Robert: Hi Dana, good to talk to you again.
Dana: You as well. So to start off, you use multiple indicators. Let's take a look a breadth and volume. Can you walk me through these?
Robert: Sure, my favorite breadth indicator is the Advance-Decline Line, and it keeps a tally of the net number of stocks that are up or down on the day of the New York Stock Exchange. One of the things I look for there is a bullish or a bearish divergence. Volume, I think is most helpful when you see it really surge. Sometimes, usually at significant bottoms you will see a big volume surge. A volume spike, so I look for that and of course if it's a big market move, like an advance and volume is surging that supports the idea that there's probably going to be, is probably going to continue.
Dana: And how does volume look at the top?
Robert: Typically I've seen it diminish at certain tops. It's more helpful at bottoms I would say. But tops, usually it's more of a rolling top or as opposed of bottoms which are spikes. So the volume at the top is not quite as helpful as it is at the bottom.
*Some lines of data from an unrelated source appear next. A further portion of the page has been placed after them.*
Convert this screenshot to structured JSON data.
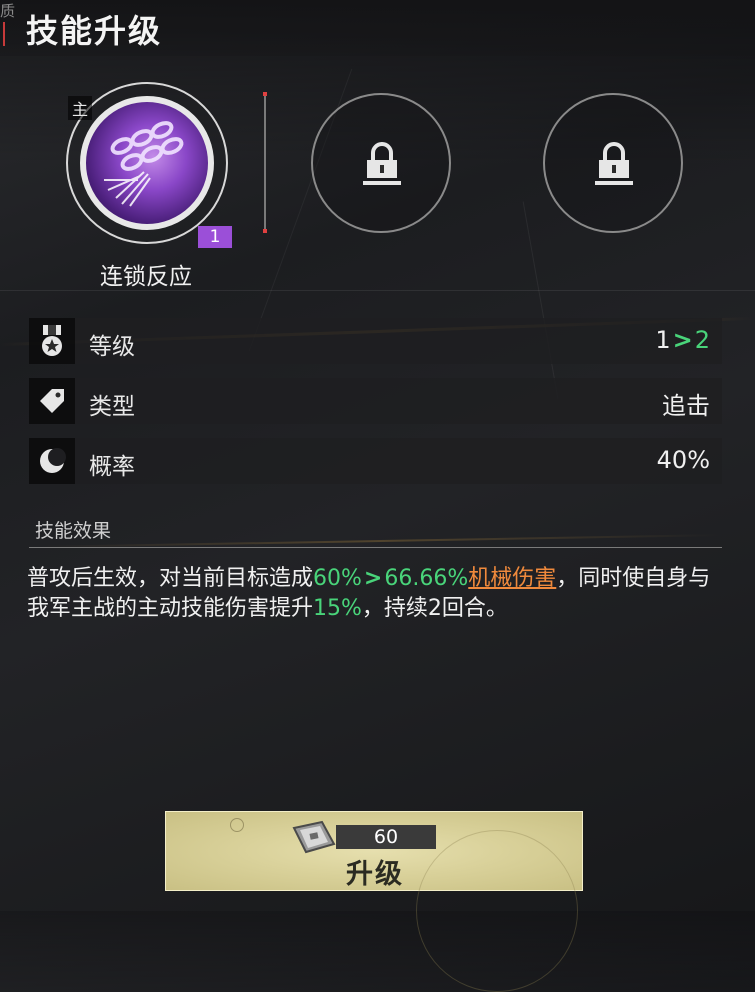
{
  "header": {
    "edge_glyph": "质",
    "title": "技能升级"
  },
  "skill_slots": {
    "main": {
      "tag": "主",
      "name": "连锁反应",
      "level_badge": "1",
      "icon": "chain-skill-icon"
    },
    "locked": [
      {
        "icon": "lock-icon"
      },
      {
        "icon": "lock-icon"
      }
    ]
  },
  "stats": [
    {
      "icon": "medal-icon",
      "label": "等级",
      "value_from": "1",
      "arrow": ">",
      "value_to": "2"
    },
    {
      "icon": "tag-icon",
      "label": "类型",
      "value": "追击"
    },
    {
      "icon": "moon-icon",
      "label": "概率",
      "value": "40%"
    }
  ],
  "effect": {
    "title": "技能效果",
    "text_1": "普攻后生效，对当前目标造成",
    "pct_from": "60%",
    "arrow": ">",
    "pct_to": "66.66%",
    "dmg_type": "机械伤害",
    "text_2": "，同时使自身与我军主战的主动技能伤害提升",
    "boost": "15%",
    "text_3": "，持续2回合。"
  },
  "upgrade": {
    "cost": "60",
    "label": "升级",
    "icon": "chip-item-icon"
  },
  "colors": {
    "accent_green": "#49d47a",
    "accent_orange": "#f08a3c",
    "badge_purple": "#9b4fd8",
    "button_bg": "#d9d19a"
  }
}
Dana: And Robert, what about sentiment and volatility?
Robert: Well, you know I do an Intraday service and one of the things I watch closely is the put-call ratios during the day generated by the Chicago Board Options Exchange, and one of the things I'll really look for there is a reading that's kind of extreme. For example, recently I had, we had a day where the market was advancing pretty significantly, and the put-call ratio that day I think was higher than it was the day before on a down day. And that was a signal to me that traders are bearish, they're fighting this rally and that's a bullish sign. I reported that to my subscribers and the market continued to rally from there. So that's an example of how short-term sentiment can be used. Volatility is another great indicator and one of the biggest things I look for there is when volatility is not confirming the move in the stock market. So, if the stock market is making a new short-term low, and volatility is not making a new extreme in this case to be a new high, that's often a signal that the move is not going to be sustained and quite often will be reversed. So, volatility is a good indicator to look for with divergences.
Dana: Robert, that's a lot of information. How do you put all that together?
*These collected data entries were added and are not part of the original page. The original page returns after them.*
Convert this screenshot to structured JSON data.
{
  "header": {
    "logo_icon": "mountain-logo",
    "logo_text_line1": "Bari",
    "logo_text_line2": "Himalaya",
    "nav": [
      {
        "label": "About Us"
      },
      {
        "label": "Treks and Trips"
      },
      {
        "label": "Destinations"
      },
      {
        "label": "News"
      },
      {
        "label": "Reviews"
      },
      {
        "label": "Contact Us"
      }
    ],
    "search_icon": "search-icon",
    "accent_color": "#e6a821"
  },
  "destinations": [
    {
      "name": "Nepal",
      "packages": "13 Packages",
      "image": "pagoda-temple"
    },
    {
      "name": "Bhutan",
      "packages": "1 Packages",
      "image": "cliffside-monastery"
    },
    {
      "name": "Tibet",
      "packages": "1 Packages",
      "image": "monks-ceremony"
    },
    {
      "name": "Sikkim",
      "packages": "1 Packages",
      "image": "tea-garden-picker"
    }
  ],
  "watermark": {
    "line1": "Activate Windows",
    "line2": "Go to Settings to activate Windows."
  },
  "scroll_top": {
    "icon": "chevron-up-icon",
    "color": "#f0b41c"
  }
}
Robert: Yes, basically what you look for is when one of these indicators is really showing an extreme or a big divergence and so normally you won't see that all the time. It happens occasionally and when you see those extremes or those divergences, that's when you can really have confidence hopefully in your wave count. If you're trading can use that to put on a position or take off a position. So yeah, you just look for the things that are standing out when they happen to come along to enhance your confidence level in the wave count.
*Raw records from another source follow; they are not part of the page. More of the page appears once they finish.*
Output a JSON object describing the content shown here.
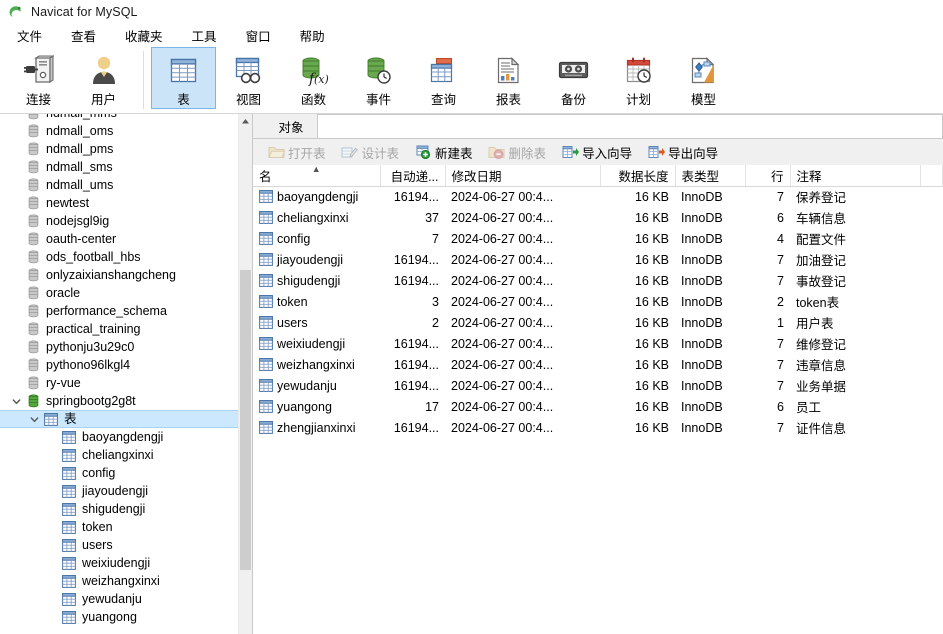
{
  "window": {
    "title": "Navicat for MySQL",
    "logo_icon": "navicat-logo-icon"
  },
  "menubar": {
    "items": [
      {
        "label": "文件",
        "name": "menu-file"
      },
      {
        "label": "查看",
        "name": "menu-view"
      },
      {
        "label": "收藏夹",
        "name": "menu-favorites"
      },
      {
        "label": "工具",
        "name": "menu-tools"
      },
      {
        "label": "窗口",
        "name": "menu-window"
      },
      {
        "label": "帮助",
        "name": "menu-help"
      }
    ]
  },
  "toolbar": {
    "buttons": [
      {
        "label": "连接",
        "icon": "connection-icon",
        "selected": false
      },
      {
        "label": "用户",
        "icon": "user-icon",
        "selected": false
      },
      {
        "label": "表",
        "icon": "table-icon",
        "selected": true
      },
      {
        "label": "视图",
        "icon": "view-icon",
        "selected": false
      },
      {
        "label": "函数",
        "icon": "function-icon",
        "selected": false
      },
      {
        "label": "事件",
        "icon": "event-icon",
        "selected": false
      },
      {
        "label": "查询",
        "icon": "query-icon",
        "selected": false
      },
      {
        "label": "报表",
        "icon": "report-icon",
        "selected": false
      },
      {
        "label": "备份",
        "icon": "backup-icon",
        "selected": false
      },
      {
        "label": "计划",
        "icon": "schedule-icon",
        "selected": false
      },
      {
        "label": "模型",
        "icon": "model-icon",
        "selected": false
      }
    ]
  },
  "sidebar": {
    "nodes": [
      {
        "label": "ndmall_mms",
        "icon": "database-icon",
        "indent": 1,
        "twist": "",
        "selected": false
      },
      {
        "label": "ndmall_oms",
        "icon": "database-icon",
        "indent": 1,
        "twist": "",
        "selected": false
      },
      {
        "label": "ndmall_pms",
        "icon": "database-icon",
        "indent": 1,
        "twist": "",
        "selected": false
      },
      {
        "label": "ndmall_sms",
        "icon": "database-icon",
        "indent": 1,
        "twist": "",
        "selected": false
      },
      {
        "label": "ndmall_ums",
        "icon": "database-icon",
        "indent": 1,
        "twist": "",
        "selected": false
      },
      {
        "label": "newtest",
        "icon": "database-icon",
        "indent": 1,
        "twist": "",
        "selected": false
      },
      {
        "label": "nodejsgl9ig",
        "icon": "database-icon",
        "indent": 1,
        "twist": "",
        "selected": false
      },
      {
        "label": "oauth-center",
        "icon": "database-icon",
        "indent": 1,
        "twist": "",
        "selected": false
      },
      {
        "label": "ods_football_hbs",
        "icon": "database-icon",
        "indent": 1,
        "twist": "",
        "selected": false
      },
      {
        "label": "onlyzaixianshangcheng",
        "icon": "database-icon",
        "indent": 1,
        "twist": "",
        "selected": false
      },
      {
        "label": "oracle",
        "icon": "database-icon",
        "indent": 1,
        "twist": "",
        "selected": false
      },
      {
        "label": "performance_schema",
        "icon": "database-icon",
        "indent": 1,
        "twist": "",
        "selected": false
      },
      {
        "label": "practical_training",
        "icon": "database-icon",
        "indent": 1,
        "twist": "",
        "selected": false
      },
      {
        "label": "pythonju3u29c0",
        "icon": "database-icon",
        "indent": 1,
        "twist": "",
        "selected": false
      },
      {
        "label": "pythono96lkgl4",
        "icon": "database-icon",
        "indent": 1,
        "twist": "",
        "selected": false
      },
      {
        "label": "ry-vue",
        "icon": "database-icon",
        "indent": 1,
        "twist": "",
        "selected": false
      },
      {
        "label": "springbootg2g8t",
        "icon": "database-open-icon",
        "indent": 1,
        "twist": "expanded",
        "selected": false
      },
      {
        "label": "表",
        "icon": "table-folder-icon",
        "indent": 2,
        "twist": "expanded",
        "selected": true
      },
      {
        "label": "baoyangdengji",
        "icon": "table-item-icon",
        "indent": 3,
        "twist": "",
        "selected": false
      },
      {
        "label": "cheliangxinxi",
        "icon": "table-item-icon",
        "indent": 3,
        "twist": "",
        "selected": false
      },
      {
        "label": "config",
        "icon": "table-item-icon",
        "indent": 3,
        "twist": "",
        "selected": false
      },
      {
        "label": "jiayoudengji",
        "icon": "table-item-icon",
        "indent": 3,
        "twist": "",
        "selected": false
      },
      {
        "label": "shigudengji",
        "icon": "table-item-icon",
        "indent": 3,
        "twist": "",
        "selected": false
      },
      {
        "label": "token",
        "icon": "table-item-icon",
        "indent": 3,
        "twist": "",
        "selected": false
      },
      {
        "label": "users",
        "icon": "table-item-icon",
        "indent": 3,
        "twist": "",
        "selected": false
      },
      {
        "label": "weixiudengji",
        "icon": "table-item-icon",
        "indent": 3,
        "twist": "",
        "selected": false
      },
      {
        "label": "weizhangxinxi",
        "icon": "table-item-icon",
        "indent": 3,
        "twist": "",
        "selected": false
      },
      {
        "label": "yewudanju",
        "icon": "table-item-icon",
        "indent": 3,
        "twist": "",
        "selected": false
      },
      {
        "label": "yuangong",
        "icon": "table-item-icon",
        "indent": 3,
        "twist": "",
        "selected": false
      }
    ]
  },
  "tabs": {
    "items": [
      {
        "label": "对象",
        "active": true
      }
    ]
  },
  "objectbar": {
    "buttons": [
      {
        "label": "打开表",
        "icon": "open-table-icon",
        "disabled": true
      },
      {
        "label": "设计表",
        "icon": "design-table-icon",
        "disabled": true
      },
      {
        "label": "新建表",
        "icon": "new-table-icon",
        "disabled": false
      },
      {
        "label": "删除表",
        "icon": "delete-table-icon",
        "disabled": true
      },
      {
        "label": "导入向导",
        "icon": "import-wizard-icon",
        "disabled": false
      },
      {
        "label": "导出向导",
        "icon": "export-wizard-icon",
        "disabled": false
      }
    ]
  },
  "grid": {
    "columns": [
      {
        "key": "name",
        "label": "名",
        "align": "left",
        "sorted": true
      },
      {
        "key": "autoinc",
        "label": "自动递...",
        "align": "right",
        "sorted": false
      },
      {
        "key": "modified",
        "label": "修改日期",
        "align": "left",
        "sorted": false
      },
      {
        "key": "length",
        "label": "数据长度",
        "align": "right",
        "sorted": false
      },
      {
        "key": "engine",
        "label": "表类型",
        "align": "left",
        "sorted": false
      },
      {
        "key": "rows",
        "label": "行",
        "align": "right",
        "sorted": false
      },
      {
        "key": "comment",
        "label": "注释",
        "align": "left",
        "sorted": false
      }
    ],
    "rows": [
      {
        "name": "baoyangdengji",
        "autoinc": "16194...",
        "modified": "2024-06-27 00:4...",
        "length": "16 KB",
        "engine": "InnoDB",
        "rows": "7",
        "comment": "保养登记"
      },
      {
        "name": "cheliangxinxi",
        "autoinc": "37",
        "modified": "2024-06-27 00:4...",
        "length": "16 KB",
        "engine": "InnoDB",
        "rows": "6",
        "comment": "车辆信息"
      },
      {
        "name": "config",
        "autoinc": "7",
        "modified": "2024-06-27 00:4...",
        "length": "16 KB",
        "engine": "InnoDB",
        "rows": "4",
        "comment": "配置文件"
      },
      {
        "name": "jiayoudengji",
        "autoinc": "16194...",
        "modified": "2024-06-27 00:4...",
        "length": "16 KB",
        "engine": "InnoDB",
        "rows": "7",
        "comment": "加油登记"
      },
      {
        "name": "shigudengji",
        "autoinc": "16194...",
        "modified": "2024-06-27 00:4...",
        "length": "16 KB",
        "engine": "InnoDB",
        "rows": "7",
        "comment": "事故登记"
      },
      {
        "name": "token",
        "autoinc": "3",
        "modified": "2024-06-27 00:4...",
        "length": "16 KB",
        "engine": "InnoDB",
        "rows": "2",
        "comment": "token表"
      },
      {
        "name": "users",
        "autoinc": "2",
        "modified": "2024-06-27 00:4...",
        "length": "16 KB",
        "engine": "InnoDB",
        "rows": "1",
        "comment": "用户表"
      },
      {
        "name": "weixiudengji",
        "autoinc": "16194...",
        "modified": "2024-06-27 00:4...",
        "length": "16 KB",
        "engine": "InnoDB",
        "rows": "7",
        "comment": "维修登记"
      },
      {
        "name": "weizhangxinxi",
        "autoinc": "16194...",
        "modified": "2024-06-27 00:4...",
        "length": "16 KB",
        "engine": "InnoDB",
        "rows": "7",
        "comment": "违章信息"
      },
      {
        "name": "yewudanju",
        "autoinc": "16194...",
        "modified": "2024-06-27 00:4...",
        "length": "16 KB",
        "engine": "InnoDB",
        "rows": "7",
        "comment": "业务单据"
      },
      {
        "name": "yuangong",
        "autoinc": "17",
        "modified": "2024-06-27 00:4...",
        "length": "16 KB",
        "engine": "InnoDB",
        "rows": "6",
        "comment": "员工"
      },
      {
        "name": "zhengjianxinxi",
        "autoinc": "16194...",
        "modified": "2024-06-27 00:4...",
        "length": "16 KB",
        "engine": "InnoDB",
        "rows": "7",
        "comment": "证件信息"
      }
    ]
  },
  "colors": {
    "selection": "#cce8ff",
    "toolbar_selected": "#cce4f7",
    "accent_green": "#4e9a3e",
    "chrome_gray": "#f0f0f0"
  }
}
Dana: Robert, are there any seasonal patterns that you're watching as we approach the second half of the calendar year?
Robert: Well basically, the seasonal pressure is going to be up until, throughout the summer. Of course seasonals are not something you can count on and use as a blueprint for where the market is going, it's a tendency that you add to your other forecast, your other tools. We could see a slowdown of activity later in the summer. Typically there's a seasonal peak in early September and volatility picks up and we have a seasonal down pressure into October. One of the sectors you're going to look at for possibly being a leading indicator is the tech sector. It tends to be more volatile. If we see that sector start to get more volatile in September, that will be a good sign probably that the overall market is going to do the same also.
Dana: Robert, I know you've got a lot on your plate, so I just want to thank you for taking out some time in your day to chat with me.
Robert: All right Dana, thanks. Good talking to you too.